Here is where conductive polymers can provide a substrate that is likely to be biocompatible. In experiments we discovered that many available flexible plastic substrates are suitable for growing the zinc oxide nano­wire arrays, which ultimately could find applications in portable and flexible electronics. Because of the flexibility of the substrate, the nano­wire surface profile was wavy, causing some missed contacts. We believe that providing suitable bonding strength between the nano­wires and substrate as well as optimizing the wire spacing will be important in increasing discharge efficiency.

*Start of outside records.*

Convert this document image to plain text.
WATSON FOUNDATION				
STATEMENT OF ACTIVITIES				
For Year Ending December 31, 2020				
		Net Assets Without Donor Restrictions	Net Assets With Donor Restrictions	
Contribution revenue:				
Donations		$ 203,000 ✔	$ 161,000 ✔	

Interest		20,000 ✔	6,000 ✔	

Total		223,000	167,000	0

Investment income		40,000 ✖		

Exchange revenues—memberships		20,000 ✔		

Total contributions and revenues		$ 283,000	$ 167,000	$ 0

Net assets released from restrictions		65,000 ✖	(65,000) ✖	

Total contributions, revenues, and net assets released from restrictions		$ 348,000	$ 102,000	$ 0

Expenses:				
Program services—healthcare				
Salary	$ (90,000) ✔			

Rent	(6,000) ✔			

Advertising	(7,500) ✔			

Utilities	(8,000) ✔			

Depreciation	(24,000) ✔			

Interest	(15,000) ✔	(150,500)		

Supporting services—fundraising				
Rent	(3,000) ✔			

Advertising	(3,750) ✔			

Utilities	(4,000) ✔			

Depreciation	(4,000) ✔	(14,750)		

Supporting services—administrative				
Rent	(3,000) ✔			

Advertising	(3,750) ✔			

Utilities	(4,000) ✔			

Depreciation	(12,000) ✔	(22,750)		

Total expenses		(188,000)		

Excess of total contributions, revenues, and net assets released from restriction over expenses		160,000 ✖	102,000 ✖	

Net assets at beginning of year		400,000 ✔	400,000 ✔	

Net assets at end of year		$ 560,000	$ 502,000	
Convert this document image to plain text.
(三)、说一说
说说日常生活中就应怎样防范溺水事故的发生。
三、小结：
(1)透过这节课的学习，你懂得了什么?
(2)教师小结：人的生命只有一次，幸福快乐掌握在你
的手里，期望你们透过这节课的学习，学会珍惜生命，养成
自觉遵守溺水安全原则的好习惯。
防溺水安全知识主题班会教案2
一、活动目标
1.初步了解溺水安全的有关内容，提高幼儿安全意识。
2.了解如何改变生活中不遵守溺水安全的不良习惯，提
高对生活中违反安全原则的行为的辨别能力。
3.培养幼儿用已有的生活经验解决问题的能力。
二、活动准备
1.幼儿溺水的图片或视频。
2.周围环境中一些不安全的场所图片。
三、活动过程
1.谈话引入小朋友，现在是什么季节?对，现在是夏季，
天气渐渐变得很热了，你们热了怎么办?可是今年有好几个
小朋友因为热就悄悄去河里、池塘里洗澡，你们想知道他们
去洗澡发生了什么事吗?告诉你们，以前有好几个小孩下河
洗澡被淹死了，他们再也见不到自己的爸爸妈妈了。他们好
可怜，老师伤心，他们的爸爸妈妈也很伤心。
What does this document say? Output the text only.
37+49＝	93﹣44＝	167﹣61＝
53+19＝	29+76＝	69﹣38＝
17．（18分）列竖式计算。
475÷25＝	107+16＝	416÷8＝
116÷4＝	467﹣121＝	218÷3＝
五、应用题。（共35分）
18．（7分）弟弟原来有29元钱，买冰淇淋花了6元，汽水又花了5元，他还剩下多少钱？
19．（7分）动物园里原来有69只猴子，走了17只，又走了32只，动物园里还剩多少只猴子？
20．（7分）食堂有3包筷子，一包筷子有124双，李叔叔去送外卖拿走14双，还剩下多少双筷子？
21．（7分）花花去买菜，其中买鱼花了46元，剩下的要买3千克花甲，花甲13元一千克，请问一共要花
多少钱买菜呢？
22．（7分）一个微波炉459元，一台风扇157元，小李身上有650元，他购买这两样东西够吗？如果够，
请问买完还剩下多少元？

Although our approach has demonstrated the principle of the nano­generator, we must drastically improve its performance to make it practical. All the nano­wires must generate electricity simultaneously and continuously, and all the electricity must be effectively collected and distributed. A large-scale method for growing zinc oxide nano­wires can be cost-effective because it does not require expensive high-temperature manufacturing processes. Hurdles that lie ahead in our research include learning how to grow perfectly uniform arrays of nano­wires that all produce electricity and how to extend their working life. The lifetime of the current nano­generator is about 50 hours. The main reason for the device’s failure is likely the packaging technology for assembling the top electrode and the nano­wire arrays. If the electrode presses on the nano­wires too firmly, for example, no current will be generated. We are working hard to improve the packaging.

The process used to produce the arrays involves evaporating a thin layer of gold onto the substrate, where it acts as a catalyst for nano­wire growth. The zinc oxide crystals look something like a forest without branches. To improve the adhesion of the nano­wires with the substrate, we have added a thin layer of polymer onto the substrate after growth so that the roots of the nano­wires are partially embedded. We have achieved electrical output of about 10 milli­volts and 800 nano­amperes from a nano­generator that is about six square millimeters in size. We have also shown that nano­generators can be arranged in series to improve the output voltage and in parallel to improve the output current, as is commonly done with power sources such as batteries or fuel cells. But to produce higher voltages, we need to make nano­wires with identical height and diameter.

Nano­generators may never power our homes or even our flashlights; the amount of power available from them will be quite small. But nano­wire arrays can be ideal generators for devices that need to work only intermittently, such as sensors that collect and transmit data for one second of every minute. In the years to come, nano­­generators will be used to harvest and recycle the energy wasted in our daily life, such as that created by pressure changes in a car tire, a moving vehicle’s mechanical vibration or even the fluttering surface of a camper’s tent. Consider how many small energy resources are all around us.